In Britain, the transition from David Cameron to Boris Johnson – in which the failures of the first flow inexorably into the predominance of the second – reveals several things. One is that the liberal conservatism Johnson is determined to expunge from the Tory party is very selective in the principles it is willing to stand up for. It is pro-EU and against overt bigotry. But, as shown by the voting records of Tory dissidents such as Dominic Grieve and Anna Soubry, strangely unmoved by the social callousness of the Cameron-Lib Dem government. Hence, contemporary liberal conservatism should not be mistaken for a rebirth of the Tory Wets of the 1980s. They – Ian Gilmour for example – would have been outraged, primarily, by Cameron’s inherently Thatcherite approach to social and economic policy and the human damage it inflicted. Unfortunately, they no longer exist.

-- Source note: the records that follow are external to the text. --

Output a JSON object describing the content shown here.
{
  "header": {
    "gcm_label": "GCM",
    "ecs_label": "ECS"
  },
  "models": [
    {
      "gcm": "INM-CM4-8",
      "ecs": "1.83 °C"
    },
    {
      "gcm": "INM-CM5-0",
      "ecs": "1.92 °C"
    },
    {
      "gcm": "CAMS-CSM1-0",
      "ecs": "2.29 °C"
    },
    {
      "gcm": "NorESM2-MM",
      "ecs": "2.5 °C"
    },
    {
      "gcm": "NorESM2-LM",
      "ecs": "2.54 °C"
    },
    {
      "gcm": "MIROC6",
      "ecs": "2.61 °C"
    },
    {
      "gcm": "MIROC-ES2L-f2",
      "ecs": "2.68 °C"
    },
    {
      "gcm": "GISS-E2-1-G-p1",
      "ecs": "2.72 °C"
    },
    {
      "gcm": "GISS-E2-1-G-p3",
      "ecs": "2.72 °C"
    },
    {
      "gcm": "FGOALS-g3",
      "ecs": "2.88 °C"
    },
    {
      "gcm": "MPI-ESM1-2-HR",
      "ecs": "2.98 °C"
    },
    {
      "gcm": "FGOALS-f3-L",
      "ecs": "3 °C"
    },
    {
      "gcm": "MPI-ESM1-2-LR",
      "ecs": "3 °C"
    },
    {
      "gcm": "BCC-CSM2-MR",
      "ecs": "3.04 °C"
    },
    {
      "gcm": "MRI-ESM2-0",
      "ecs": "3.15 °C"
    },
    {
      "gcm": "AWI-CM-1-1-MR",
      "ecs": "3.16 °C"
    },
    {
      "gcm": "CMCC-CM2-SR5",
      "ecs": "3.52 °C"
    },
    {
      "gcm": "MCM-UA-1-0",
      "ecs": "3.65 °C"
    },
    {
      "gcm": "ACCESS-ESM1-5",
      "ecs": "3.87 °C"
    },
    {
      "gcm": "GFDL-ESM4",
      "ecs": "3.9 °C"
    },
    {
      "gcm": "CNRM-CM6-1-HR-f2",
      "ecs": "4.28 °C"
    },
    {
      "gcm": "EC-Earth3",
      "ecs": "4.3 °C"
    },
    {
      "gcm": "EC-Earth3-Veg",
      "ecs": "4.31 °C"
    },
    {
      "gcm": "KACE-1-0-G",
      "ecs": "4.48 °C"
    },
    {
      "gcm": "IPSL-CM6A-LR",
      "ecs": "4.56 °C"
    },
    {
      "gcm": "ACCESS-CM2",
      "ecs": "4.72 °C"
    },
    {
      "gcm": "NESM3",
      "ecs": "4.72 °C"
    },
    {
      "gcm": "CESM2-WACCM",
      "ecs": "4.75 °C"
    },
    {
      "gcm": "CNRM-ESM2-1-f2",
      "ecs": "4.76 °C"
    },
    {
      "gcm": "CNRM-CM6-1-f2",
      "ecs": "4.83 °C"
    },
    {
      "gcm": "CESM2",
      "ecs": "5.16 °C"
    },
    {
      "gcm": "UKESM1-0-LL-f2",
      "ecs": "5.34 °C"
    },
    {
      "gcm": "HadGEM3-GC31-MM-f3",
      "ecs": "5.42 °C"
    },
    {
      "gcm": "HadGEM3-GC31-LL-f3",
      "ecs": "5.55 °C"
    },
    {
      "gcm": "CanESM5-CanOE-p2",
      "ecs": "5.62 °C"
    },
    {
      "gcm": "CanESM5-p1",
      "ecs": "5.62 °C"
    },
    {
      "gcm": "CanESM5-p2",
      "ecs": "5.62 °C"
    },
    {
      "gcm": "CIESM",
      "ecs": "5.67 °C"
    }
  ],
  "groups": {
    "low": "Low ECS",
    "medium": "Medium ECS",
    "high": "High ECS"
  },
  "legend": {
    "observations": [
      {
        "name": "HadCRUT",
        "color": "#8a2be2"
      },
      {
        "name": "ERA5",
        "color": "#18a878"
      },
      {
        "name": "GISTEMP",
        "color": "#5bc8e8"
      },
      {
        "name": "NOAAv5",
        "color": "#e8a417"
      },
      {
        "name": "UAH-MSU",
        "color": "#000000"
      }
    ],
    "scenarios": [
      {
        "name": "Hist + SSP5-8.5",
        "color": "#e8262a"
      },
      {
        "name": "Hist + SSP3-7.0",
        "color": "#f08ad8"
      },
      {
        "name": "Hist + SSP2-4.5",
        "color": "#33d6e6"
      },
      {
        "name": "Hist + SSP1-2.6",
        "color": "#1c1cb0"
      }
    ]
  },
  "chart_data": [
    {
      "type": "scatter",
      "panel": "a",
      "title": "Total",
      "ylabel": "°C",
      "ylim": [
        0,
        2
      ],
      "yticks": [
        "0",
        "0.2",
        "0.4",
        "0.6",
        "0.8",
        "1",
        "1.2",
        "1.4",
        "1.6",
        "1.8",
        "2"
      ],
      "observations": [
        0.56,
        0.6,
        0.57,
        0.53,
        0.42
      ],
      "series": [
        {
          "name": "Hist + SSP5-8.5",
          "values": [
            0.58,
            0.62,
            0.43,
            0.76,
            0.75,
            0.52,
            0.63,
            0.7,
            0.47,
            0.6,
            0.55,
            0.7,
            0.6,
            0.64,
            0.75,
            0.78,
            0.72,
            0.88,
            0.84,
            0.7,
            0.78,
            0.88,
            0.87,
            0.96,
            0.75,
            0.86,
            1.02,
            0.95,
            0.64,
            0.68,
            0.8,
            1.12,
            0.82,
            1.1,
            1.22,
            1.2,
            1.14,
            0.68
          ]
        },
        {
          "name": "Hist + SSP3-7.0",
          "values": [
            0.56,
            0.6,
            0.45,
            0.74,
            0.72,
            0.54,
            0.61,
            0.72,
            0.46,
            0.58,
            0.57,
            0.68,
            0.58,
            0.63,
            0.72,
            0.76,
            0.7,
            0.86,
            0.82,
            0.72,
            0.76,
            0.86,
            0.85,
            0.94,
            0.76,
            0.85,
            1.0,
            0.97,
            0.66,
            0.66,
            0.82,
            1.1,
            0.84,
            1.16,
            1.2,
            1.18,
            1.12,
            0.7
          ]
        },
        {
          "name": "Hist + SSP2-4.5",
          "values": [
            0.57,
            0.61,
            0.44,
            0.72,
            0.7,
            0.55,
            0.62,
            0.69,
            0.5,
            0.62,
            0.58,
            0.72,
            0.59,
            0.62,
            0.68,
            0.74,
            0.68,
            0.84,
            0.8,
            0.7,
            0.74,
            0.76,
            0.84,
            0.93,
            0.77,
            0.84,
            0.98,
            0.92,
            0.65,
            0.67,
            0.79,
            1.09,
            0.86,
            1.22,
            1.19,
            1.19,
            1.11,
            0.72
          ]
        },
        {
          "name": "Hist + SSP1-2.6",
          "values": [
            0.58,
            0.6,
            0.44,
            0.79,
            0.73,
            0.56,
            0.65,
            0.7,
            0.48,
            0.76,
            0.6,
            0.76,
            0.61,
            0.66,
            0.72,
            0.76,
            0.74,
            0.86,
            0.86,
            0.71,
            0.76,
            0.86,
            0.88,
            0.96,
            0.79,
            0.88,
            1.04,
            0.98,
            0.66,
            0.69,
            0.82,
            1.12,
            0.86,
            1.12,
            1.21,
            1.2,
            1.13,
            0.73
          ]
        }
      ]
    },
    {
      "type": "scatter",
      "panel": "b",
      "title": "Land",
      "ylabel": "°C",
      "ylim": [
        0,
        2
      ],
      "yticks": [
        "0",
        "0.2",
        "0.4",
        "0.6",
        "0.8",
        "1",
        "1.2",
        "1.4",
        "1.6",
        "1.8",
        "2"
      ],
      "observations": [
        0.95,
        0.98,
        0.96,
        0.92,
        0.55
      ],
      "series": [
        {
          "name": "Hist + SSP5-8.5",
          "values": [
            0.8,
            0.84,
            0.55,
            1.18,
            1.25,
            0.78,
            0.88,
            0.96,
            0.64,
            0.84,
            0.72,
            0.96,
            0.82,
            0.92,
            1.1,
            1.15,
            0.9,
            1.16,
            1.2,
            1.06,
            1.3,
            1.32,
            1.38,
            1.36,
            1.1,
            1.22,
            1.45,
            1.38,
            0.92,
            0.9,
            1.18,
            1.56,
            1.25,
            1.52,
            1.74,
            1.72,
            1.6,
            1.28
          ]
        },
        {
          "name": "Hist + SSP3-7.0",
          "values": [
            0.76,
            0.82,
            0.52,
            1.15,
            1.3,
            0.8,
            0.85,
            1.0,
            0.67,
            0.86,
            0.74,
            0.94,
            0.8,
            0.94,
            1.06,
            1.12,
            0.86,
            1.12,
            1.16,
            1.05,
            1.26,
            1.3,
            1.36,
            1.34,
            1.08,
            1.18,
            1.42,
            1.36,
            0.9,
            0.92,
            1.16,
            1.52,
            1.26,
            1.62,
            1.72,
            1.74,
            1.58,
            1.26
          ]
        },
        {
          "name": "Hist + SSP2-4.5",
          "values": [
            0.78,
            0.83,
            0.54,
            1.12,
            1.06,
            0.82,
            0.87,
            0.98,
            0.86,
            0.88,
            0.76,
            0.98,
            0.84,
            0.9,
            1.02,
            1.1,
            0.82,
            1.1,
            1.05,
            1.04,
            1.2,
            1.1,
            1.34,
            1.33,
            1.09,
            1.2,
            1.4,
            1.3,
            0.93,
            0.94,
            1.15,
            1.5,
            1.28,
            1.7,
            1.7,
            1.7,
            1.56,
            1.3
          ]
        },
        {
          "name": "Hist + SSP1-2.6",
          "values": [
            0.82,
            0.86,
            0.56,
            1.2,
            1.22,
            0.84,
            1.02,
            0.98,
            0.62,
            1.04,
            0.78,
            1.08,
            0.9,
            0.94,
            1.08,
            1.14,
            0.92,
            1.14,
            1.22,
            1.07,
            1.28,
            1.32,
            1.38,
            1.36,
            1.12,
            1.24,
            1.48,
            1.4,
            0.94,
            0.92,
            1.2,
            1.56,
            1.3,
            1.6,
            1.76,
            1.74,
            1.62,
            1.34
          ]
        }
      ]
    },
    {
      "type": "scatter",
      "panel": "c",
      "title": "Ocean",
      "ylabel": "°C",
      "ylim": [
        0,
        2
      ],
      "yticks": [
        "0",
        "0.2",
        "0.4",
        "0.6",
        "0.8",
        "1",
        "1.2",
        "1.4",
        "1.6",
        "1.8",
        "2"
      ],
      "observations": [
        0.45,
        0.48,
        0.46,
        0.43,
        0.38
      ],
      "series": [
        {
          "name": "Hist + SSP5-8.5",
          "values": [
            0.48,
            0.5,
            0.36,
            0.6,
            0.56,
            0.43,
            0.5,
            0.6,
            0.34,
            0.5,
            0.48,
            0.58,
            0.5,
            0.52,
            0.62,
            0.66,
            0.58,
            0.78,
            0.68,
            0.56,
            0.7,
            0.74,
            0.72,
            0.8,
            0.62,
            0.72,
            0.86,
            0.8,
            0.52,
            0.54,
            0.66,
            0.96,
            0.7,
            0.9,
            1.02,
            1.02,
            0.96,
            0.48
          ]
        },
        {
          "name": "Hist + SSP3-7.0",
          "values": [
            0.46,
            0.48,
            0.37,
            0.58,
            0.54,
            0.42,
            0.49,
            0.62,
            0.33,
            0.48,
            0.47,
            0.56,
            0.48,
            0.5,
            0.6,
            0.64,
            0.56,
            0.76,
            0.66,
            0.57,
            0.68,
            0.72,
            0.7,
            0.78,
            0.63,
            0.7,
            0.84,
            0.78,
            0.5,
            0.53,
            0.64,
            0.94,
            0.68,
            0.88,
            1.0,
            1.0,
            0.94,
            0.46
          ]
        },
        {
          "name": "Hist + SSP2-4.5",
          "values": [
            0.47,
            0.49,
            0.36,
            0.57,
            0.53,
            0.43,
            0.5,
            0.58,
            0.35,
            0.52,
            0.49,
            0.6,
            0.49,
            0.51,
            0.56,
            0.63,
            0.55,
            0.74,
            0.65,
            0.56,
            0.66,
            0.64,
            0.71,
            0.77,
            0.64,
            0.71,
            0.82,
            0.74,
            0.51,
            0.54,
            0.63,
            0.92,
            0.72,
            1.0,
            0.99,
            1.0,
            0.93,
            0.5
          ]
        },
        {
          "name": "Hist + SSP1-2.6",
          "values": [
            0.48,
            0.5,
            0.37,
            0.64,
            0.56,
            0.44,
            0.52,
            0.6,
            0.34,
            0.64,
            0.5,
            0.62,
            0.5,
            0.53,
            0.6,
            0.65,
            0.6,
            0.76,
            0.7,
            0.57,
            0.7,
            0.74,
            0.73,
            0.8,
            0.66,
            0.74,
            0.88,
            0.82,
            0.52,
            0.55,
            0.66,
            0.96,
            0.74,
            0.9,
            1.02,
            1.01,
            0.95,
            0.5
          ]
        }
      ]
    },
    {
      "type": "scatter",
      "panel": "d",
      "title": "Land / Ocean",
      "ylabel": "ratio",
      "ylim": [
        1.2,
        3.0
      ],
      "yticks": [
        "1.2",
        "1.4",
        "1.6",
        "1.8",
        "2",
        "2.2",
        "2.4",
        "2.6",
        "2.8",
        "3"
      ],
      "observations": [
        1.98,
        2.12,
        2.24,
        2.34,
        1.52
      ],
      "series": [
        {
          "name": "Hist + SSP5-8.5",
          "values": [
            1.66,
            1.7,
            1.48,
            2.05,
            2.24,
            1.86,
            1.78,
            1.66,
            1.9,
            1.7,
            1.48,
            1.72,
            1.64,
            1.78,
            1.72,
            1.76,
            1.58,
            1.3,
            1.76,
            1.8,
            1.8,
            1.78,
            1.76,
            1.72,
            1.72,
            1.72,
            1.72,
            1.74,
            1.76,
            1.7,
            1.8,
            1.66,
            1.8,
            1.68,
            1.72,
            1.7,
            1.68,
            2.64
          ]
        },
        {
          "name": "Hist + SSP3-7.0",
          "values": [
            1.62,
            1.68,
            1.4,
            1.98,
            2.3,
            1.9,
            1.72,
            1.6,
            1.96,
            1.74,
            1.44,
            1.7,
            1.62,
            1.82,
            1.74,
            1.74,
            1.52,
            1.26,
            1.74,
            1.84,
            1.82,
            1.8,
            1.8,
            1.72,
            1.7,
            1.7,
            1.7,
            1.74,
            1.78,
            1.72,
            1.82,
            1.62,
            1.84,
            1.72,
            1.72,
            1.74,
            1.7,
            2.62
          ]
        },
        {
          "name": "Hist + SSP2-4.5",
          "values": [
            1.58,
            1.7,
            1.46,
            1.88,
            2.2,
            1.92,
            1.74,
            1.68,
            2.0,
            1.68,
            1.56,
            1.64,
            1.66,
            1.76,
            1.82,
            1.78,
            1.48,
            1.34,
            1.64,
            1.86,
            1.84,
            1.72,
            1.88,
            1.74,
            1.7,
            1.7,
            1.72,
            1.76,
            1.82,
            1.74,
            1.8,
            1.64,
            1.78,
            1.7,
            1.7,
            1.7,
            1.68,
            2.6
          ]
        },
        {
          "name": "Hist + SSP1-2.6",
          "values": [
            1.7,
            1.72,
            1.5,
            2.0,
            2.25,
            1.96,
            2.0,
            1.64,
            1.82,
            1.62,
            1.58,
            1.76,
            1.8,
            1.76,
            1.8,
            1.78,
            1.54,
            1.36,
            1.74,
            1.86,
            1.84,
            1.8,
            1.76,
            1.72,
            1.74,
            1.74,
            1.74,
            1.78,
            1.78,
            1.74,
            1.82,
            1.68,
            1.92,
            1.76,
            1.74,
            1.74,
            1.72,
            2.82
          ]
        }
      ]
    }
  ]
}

Another is the strange sight of strict austerians reneging on their previous iron commitments to reducing public spending and controlling the deficit, obsessions which have defined politics for the past eight years. The chancellor, Sajid Javid, noted The Economist, “is a fan of Ayn Rand and hangs pictures of Margaret Thatcher his office. Yet on Mr Johnson’s instructions he announced an extra £13.8bn in election-friendly giveaways, paid for with extra borrowing.”

However, as highlighted by this blog last year, such flexibility is simply what happens when the Right realises that patience with austerity is at breaking point and the consequences of persevering with it are worse than performing an intellectual volte-face.

Undoubtedly Britain now has a ‘hard Right’ government under Boris Johnson. But it has already experienced one for the past eight years, although one whose sheen was that of modernising conservatism. Now some of the elite are getting a taste of the ruthlessness that Cameron routinely meted out to ordinary citizens. But don’t worry too much – they won’t starve.